Et puis, je ne sais pas.

Je pense qu'il a toujours vu une forme d'échéance à notre relation.

Chose que moi, du coup, je ne voyais pas.

J'étais en week-end au ski avec mes meilleurs amis lorsque du coup,

il m'a annoncé ça par message et qui m'a dit qu'il ne me permettrait pas

ni de me voir, ni qu'on s'appelle ou quoi que ce soit.

C'est une chance définitive à distance.

Voilà. À ce moment là, tu décides d'en parler à tes amis ou pas du tout?

Je me rappelle de m'être effondré au chalet avec tous mes amis.
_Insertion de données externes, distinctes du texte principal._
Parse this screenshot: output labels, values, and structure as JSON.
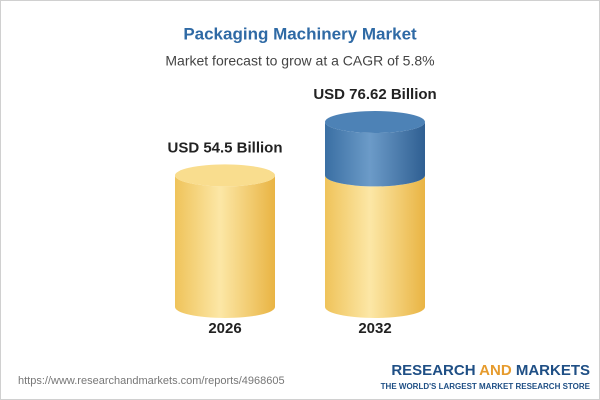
{
  "chart_data": {
    "type": "cylinder",
    "title": "Packaging Machinery Market",
    "subtitle": "Market forecast to grow at a CAGR of 5.8%",
    "categories": [
      "2026",
      "2032"
    ],
    "values": [
      54.5,
      76.62
    ],
    "value_labels": [
      "USD 54.5 Billion",
      "USD 76.62 Billion"
    ],
    "color": "#f5cf6a",
    "growth_color": "#3f78ad",
    "source": "https://www.researchandmarkets.com/reports/4968605",
    "logo": [
      "RESEARCH",
      "AND",
      "MARKETS"
    ],
    "tagline": "THE WORLD'S LARGEST MARKET RESEARCH STORE"
  }
}
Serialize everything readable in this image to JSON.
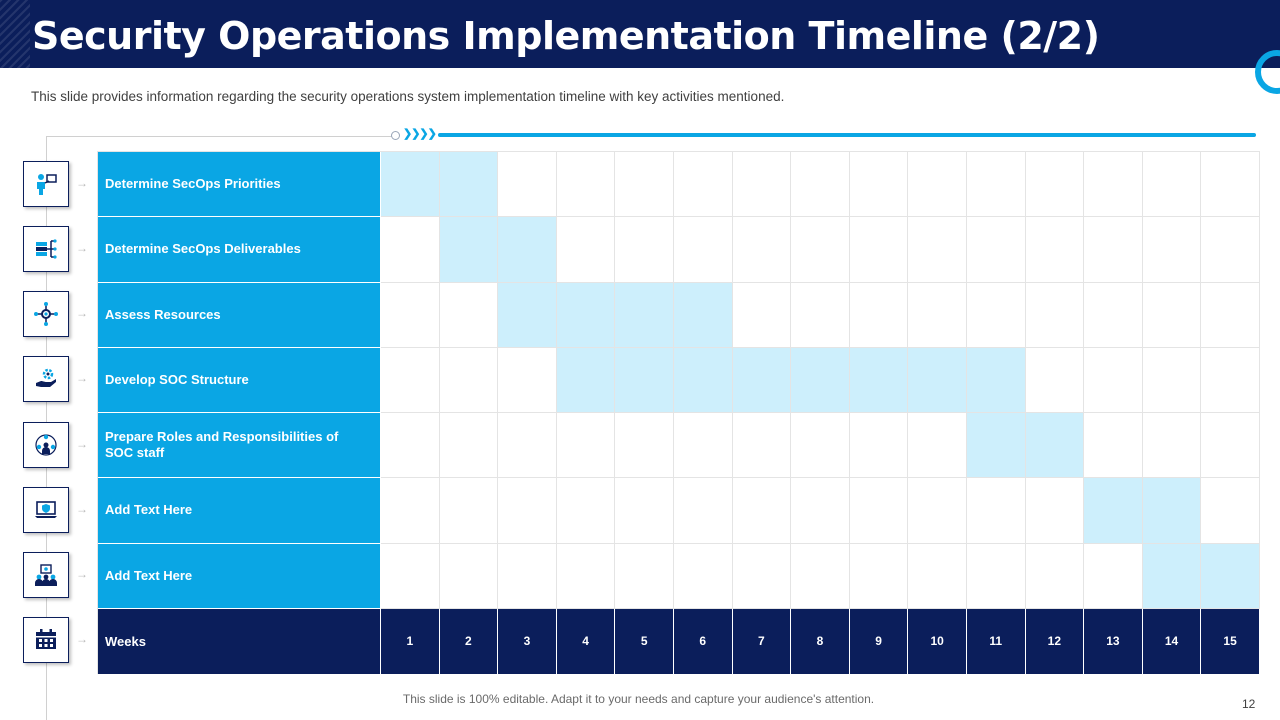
{
  "slide": {
    "title": "Security Operations Implementation Timeline (2/2)",
    "subtitle": "This slide provides information regarding the security operations system implementation timeline with key activities mentioned.",
    "footer": "This slide is 100% editable. Adapt it to your needs and capture your audience's attention.",
    "page_number": "12"
  },
  "colors": {
    "navy": "#0b1e5b",
    "accent_blue": "#0aa6e4",
    "light_fill": "#cdeffc"
  },
  "timeline": {
    "weeks_label": "Weeks",
    "weeks": [
      "1",
      "2",
      "3",
      "4",
      "5",
      "6",
      "7",
      "8",
      "9",
      "10",
      "11",
      "12",
      "13",
      "14",
      "15"
    ],
    "activities": [
      {
        "label": "Determine SecOps Priorities",
        "icon": "presenter-person-icon",
        "active_weeks": [
          1,
          2
        ]
      },
      {
        "label": "Determine SecOps Deliverables",
        "icon": "server-network-icon",
        "active_weeks": [
          2,
          3
        ]
      },
      {
        "label": "Assess Resources",
        "icon": "gear-network-icon",
        "active_weeks": [
          3,
          4,
          5,
          6
        ]
      },
      {
        "label": "Develop SOC Structure",
        "icon": "hand-gear-icon",
        "active_weeks": [
          4,
          5,
          6,
          7,
          8,
          9,
          10,
          11
        ]
      },
      {
        "label": "Prepare Roles and Responsibilities of SOC staff",
        "icon": "team-roles-icon",
        "active_weeks": [
          11,
          12
        ]
      },
      {
        "label": "Add Text Here",
        "icon": "laptop-shield-icon",
        "active_weeks": [
          13,
          14
        ]
      },
      {
        "label": "Add Text Here",
        "icon": "security-team-icon",
        "active_weeks": [
          14,
          15
        ]
      }
    ],
    "weeks_row_icon": "calendar-icon"
  }
}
Mais encore une fois, j'ai été incapable d'en parler.

Donc, tous mes amis se demandaient pourquoi j'étais dans un tel état.

Mais personne n'avait pu réellement savoir la vérité à ce moment là.

Qu'est ce qui a été un déclencheur finalement à ce coming out?

Parce qu'aujourd'hui, t'es out.

Oui. Comment ça s'est passé?

Et bien, c'est finalement cette rupture.

Je suis rentré à Saint-Etienne.

Je me suis dit bon, ben en fait, maintenant, ton seul rempart,

ta seule épaule sur laquelle tu pouvais te reposer à ce moment là,

sur ce sujet là, est partie.

T'es tout seul.

Donc, il est temps de te battre.

Il est temps surtout de comprendre ce que tu es, ce que tu veux avoir dans ta vie.

J'ai eu pas mal d'idées noires à ce moment là quand même.

J'ai vraiment concrétisé le suicide un bon nombre de fois.

Je me suis vachement renfermé sur moi même.

J'ai plus forcément parlé avec ma famille et mes amis, mais

j'ai toujours eu l'espoir de me dire que j'y arriverais.

De fil en aiguille, je commence à me rendre compte que je peux me battre,

d'autant plus en fait, avec l'aide d'une de mes amies.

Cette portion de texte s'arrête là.